Even as your culture of ideas and marketing enters its longtail,
open-source, low-barrier, everyone-has-a-blog era of mass publication,
we still need filters. Would your iPod sound as sweet if everyone else
had a Rio? Would your Manolo Blahniks be as cool if everyone else were
wearing Keds?

Arthur Anderson audited thousands of companies, and those audits gave us confidence in those companies, made them appear more solid, which, not surprisingly, made
them more solid. Then, post Enron, the placebo effect disappeared. Same
companies, same auditors, but suddenly those companies appeared LESS
solid, which made them less solid.

The magic of the placebo effect lies in the fact that you can’t do
it to yourself. You need an accomplice. Someone in authority who will
voluntarily tell you a story.

That’s what marketers do. We have the  “placebo affect.”
(* The knack for creating placebos.) Of course, we need to persuade
ourselves that it’s morally and ethically and financially okay to
participate in something as unmeasurable as the placebo effect. The
effect is controversial and it goes largely unspoken. Very rarely do we
come to meetings and say, “well, here’s our cool new PBX for Fortune
1000 companies. It’s exactly the same as the last model, except the
phones are designed by frog design so they’re cooler and more
approachable and people are more likely to invest a few minutes in
learning how to use them, so customer satisfaction will go up and we’ll
sell more, even though it’s precisely the same technology we were
selling yesterday.”

Very rarely do vodka marketers tell the truth and say, “here’s our
new vodka, which we buy in bulk from the same distillery that produces
vodka for $8 a bottle.

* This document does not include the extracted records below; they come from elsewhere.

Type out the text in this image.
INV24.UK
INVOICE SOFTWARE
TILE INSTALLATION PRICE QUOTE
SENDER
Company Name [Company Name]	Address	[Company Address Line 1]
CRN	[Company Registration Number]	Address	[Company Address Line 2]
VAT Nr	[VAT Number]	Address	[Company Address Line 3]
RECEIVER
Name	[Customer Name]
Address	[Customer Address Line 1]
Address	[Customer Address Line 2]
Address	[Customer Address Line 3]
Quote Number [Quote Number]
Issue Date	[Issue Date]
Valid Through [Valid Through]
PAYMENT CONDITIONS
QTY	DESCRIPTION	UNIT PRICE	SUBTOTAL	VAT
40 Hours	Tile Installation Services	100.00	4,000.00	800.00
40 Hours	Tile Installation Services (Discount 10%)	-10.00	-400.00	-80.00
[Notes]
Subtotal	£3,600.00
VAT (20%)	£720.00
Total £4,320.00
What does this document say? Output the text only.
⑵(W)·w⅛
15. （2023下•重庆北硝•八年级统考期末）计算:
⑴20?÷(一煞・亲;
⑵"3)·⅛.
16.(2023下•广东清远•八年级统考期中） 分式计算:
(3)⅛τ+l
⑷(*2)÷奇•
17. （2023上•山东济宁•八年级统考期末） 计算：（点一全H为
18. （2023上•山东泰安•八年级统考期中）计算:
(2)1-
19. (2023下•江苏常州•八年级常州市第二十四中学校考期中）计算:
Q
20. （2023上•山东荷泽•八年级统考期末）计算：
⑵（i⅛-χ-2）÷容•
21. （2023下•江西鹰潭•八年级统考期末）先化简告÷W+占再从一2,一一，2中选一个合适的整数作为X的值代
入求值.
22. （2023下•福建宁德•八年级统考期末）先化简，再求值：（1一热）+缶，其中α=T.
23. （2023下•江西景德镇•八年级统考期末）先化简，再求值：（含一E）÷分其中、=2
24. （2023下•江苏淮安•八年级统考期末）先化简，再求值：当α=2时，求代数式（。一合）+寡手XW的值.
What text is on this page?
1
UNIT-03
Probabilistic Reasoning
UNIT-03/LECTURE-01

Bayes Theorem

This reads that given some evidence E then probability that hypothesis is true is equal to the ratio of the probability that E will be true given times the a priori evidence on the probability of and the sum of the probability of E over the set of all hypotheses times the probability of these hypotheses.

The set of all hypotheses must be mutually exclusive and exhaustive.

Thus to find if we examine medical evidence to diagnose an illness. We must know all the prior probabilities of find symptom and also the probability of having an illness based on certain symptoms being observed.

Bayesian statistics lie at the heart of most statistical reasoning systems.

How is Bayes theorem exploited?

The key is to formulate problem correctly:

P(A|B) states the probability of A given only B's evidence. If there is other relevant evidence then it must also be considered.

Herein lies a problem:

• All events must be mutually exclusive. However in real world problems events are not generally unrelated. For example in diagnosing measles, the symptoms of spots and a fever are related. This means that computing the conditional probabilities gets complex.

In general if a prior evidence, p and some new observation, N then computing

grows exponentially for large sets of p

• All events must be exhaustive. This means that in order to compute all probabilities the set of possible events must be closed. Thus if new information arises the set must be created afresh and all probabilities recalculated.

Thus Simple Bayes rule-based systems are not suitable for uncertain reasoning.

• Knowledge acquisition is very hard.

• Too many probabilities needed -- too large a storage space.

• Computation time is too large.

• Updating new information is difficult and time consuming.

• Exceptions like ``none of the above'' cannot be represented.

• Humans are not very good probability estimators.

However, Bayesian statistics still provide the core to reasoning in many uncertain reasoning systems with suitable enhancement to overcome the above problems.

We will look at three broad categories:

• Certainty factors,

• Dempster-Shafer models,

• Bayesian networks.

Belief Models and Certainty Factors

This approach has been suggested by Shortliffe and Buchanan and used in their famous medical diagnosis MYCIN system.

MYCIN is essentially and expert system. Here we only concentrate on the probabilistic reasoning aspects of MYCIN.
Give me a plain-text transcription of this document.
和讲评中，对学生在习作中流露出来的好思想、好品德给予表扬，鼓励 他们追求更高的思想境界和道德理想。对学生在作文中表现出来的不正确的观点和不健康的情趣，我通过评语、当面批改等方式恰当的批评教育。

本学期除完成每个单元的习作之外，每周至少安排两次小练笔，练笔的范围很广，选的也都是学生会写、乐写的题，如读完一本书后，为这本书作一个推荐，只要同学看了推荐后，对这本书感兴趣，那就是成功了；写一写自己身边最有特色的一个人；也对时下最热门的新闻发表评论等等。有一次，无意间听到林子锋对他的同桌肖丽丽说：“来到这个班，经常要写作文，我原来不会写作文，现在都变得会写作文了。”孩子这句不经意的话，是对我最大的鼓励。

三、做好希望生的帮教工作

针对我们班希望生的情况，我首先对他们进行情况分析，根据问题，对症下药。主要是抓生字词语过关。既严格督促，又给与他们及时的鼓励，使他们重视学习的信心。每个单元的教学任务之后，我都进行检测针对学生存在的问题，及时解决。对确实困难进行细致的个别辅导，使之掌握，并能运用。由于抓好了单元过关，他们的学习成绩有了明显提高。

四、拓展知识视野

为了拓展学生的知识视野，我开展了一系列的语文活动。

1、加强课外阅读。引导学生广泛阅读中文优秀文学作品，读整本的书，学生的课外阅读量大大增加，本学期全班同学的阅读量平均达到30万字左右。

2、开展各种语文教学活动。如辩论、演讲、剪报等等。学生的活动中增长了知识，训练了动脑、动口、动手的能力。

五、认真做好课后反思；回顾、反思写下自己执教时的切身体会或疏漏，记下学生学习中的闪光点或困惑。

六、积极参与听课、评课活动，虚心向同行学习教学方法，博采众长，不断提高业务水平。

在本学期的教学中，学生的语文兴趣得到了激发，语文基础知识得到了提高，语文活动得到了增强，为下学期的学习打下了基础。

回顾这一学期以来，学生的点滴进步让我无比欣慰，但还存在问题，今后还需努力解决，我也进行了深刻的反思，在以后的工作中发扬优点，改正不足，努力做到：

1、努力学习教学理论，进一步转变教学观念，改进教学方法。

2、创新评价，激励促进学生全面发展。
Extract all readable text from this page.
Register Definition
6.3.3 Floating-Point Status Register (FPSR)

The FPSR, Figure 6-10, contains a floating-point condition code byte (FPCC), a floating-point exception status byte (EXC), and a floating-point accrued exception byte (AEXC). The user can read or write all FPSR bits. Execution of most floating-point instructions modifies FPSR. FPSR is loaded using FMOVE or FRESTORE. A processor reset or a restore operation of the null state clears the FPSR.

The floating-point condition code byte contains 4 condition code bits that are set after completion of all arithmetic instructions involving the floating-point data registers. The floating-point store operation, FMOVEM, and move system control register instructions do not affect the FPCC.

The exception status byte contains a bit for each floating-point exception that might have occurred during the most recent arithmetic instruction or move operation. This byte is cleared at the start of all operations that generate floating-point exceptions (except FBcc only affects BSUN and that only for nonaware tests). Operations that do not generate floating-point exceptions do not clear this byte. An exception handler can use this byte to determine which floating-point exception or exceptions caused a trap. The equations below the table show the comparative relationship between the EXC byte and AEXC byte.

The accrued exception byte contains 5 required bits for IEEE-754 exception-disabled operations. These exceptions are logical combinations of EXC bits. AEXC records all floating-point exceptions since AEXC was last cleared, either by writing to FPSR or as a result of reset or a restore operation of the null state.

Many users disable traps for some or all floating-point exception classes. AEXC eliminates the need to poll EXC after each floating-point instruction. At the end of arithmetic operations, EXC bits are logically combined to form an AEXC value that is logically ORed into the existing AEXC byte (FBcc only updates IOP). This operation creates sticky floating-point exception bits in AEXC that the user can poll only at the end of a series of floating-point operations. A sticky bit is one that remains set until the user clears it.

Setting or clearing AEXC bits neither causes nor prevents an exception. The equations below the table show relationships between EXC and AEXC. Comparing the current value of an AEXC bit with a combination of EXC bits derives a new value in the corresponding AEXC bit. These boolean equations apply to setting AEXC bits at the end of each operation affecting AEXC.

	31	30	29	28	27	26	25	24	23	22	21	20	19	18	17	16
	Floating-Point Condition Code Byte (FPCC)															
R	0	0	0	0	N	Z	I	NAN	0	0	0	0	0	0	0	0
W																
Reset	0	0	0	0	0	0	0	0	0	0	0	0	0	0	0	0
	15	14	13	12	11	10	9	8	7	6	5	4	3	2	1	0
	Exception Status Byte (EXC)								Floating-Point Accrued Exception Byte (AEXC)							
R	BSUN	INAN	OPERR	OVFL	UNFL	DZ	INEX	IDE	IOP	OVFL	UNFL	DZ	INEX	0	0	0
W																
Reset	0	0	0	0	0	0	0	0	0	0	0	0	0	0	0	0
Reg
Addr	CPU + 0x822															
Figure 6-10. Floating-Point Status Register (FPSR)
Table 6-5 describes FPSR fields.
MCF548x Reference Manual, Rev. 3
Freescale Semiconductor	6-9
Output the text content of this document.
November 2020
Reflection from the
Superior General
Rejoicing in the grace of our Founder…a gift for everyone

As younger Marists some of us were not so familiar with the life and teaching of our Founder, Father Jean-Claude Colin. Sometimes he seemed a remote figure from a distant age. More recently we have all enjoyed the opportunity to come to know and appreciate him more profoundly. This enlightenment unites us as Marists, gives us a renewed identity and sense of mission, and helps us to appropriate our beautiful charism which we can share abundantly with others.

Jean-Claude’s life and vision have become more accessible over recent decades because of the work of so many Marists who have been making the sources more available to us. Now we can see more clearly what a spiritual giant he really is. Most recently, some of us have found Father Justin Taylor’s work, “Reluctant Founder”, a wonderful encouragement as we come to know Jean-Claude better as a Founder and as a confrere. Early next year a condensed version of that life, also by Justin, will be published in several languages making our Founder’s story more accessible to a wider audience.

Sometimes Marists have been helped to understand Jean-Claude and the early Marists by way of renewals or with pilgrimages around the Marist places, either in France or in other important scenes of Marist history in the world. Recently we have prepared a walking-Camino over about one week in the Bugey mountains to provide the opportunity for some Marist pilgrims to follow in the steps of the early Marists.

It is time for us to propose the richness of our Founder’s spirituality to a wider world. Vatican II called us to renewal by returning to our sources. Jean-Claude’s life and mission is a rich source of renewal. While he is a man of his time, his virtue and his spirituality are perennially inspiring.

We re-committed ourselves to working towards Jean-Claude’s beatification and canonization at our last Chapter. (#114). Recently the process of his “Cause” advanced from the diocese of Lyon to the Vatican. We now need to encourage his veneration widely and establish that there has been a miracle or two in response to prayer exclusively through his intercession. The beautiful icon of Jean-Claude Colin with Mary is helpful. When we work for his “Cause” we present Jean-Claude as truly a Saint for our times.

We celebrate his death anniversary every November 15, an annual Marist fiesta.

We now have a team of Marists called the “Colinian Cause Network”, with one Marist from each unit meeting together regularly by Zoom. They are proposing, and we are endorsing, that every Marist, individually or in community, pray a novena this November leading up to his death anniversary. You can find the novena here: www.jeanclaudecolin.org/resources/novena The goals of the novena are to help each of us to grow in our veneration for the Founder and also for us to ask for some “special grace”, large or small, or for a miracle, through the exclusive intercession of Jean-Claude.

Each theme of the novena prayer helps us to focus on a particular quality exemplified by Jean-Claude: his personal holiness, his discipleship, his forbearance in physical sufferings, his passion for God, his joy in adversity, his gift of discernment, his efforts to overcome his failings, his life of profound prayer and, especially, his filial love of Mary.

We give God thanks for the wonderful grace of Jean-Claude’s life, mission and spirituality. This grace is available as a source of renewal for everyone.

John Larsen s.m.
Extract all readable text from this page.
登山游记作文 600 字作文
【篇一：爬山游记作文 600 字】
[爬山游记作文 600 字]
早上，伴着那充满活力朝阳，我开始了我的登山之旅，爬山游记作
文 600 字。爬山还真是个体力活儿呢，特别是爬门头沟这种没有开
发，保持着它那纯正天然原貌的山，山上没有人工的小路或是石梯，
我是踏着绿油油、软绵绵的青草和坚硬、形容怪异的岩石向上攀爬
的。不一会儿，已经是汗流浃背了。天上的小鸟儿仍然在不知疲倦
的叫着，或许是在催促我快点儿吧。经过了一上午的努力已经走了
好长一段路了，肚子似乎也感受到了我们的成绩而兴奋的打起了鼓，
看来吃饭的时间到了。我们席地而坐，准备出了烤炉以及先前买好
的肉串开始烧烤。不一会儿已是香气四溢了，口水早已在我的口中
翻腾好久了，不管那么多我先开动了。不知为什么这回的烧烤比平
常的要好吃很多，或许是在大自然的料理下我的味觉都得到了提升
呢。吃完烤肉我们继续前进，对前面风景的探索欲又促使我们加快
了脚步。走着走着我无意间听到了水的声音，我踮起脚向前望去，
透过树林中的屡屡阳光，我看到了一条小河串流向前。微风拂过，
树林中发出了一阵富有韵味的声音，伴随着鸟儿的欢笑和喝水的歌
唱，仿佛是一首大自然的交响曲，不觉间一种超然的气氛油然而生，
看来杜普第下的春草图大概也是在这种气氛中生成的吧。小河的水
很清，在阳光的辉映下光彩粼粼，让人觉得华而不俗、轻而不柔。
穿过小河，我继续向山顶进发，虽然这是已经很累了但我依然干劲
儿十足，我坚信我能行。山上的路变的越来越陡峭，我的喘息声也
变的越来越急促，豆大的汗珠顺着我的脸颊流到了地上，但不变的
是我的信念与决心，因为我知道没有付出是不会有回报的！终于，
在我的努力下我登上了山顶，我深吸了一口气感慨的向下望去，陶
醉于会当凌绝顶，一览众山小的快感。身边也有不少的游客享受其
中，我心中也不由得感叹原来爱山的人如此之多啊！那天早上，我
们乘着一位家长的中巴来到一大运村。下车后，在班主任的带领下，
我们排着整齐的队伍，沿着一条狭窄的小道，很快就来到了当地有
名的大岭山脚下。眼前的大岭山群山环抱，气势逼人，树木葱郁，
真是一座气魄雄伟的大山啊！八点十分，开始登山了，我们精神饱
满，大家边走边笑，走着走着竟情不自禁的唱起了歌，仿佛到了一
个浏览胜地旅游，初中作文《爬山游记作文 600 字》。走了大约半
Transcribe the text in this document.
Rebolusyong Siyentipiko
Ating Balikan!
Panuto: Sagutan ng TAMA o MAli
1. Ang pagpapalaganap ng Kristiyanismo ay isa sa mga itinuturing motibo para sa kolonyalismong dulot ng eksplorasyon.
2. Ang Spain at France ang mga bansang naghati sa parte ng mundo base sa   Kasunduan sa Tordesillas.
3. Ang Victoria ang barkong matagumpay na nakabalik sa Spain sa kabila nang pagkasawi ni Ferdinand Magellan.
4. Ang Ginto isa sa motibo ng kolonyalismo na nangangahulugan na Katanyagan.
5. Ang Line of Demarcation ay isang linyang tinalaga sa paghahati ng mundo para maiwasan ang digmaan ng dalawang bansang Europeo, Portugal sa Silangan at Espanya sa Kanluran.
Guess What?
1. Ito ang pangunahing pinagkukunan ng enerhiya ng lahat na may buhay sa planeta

Ours is going to cost $35 a bottle and come in a
really, really nice bottle and our ads will persuade laddies that this
will help them in the dating department… nudge, nudge, know what I
mean, nudge, nudge…”

It would be surprising to meet a monk or a talmudic scholar or a
minister who would say, “yes, we burn the incense or turn down the
lights or ring these bells or light these candles as a way of creating
a room where people are more likely to believe in their prayers,” but
of course that’s exactly what they’re doing. (and you know what?
there’s nothing wrong with that.)

It’s easier to get people to come to a meeting about clock speed and
warranty failure analysis than it is to have a session about
storytelling.

We don’t like to admit that we tell stories, that we’re in the
placebo business. Instead, we tell ourselves about features and
benefits as a way to rationalize our desire to to help our customers by
allowing them to lie to themselves.

The design of your blog or your package or your outfit is nothing
but an affect designed to create the placebo effect. The sound Dasani
water makes when you open the bottle is more of the same. It’s all
storytelling. It’s all lies.

Not that there’s anything wrong with that.

In fact, your marketplace insists on it.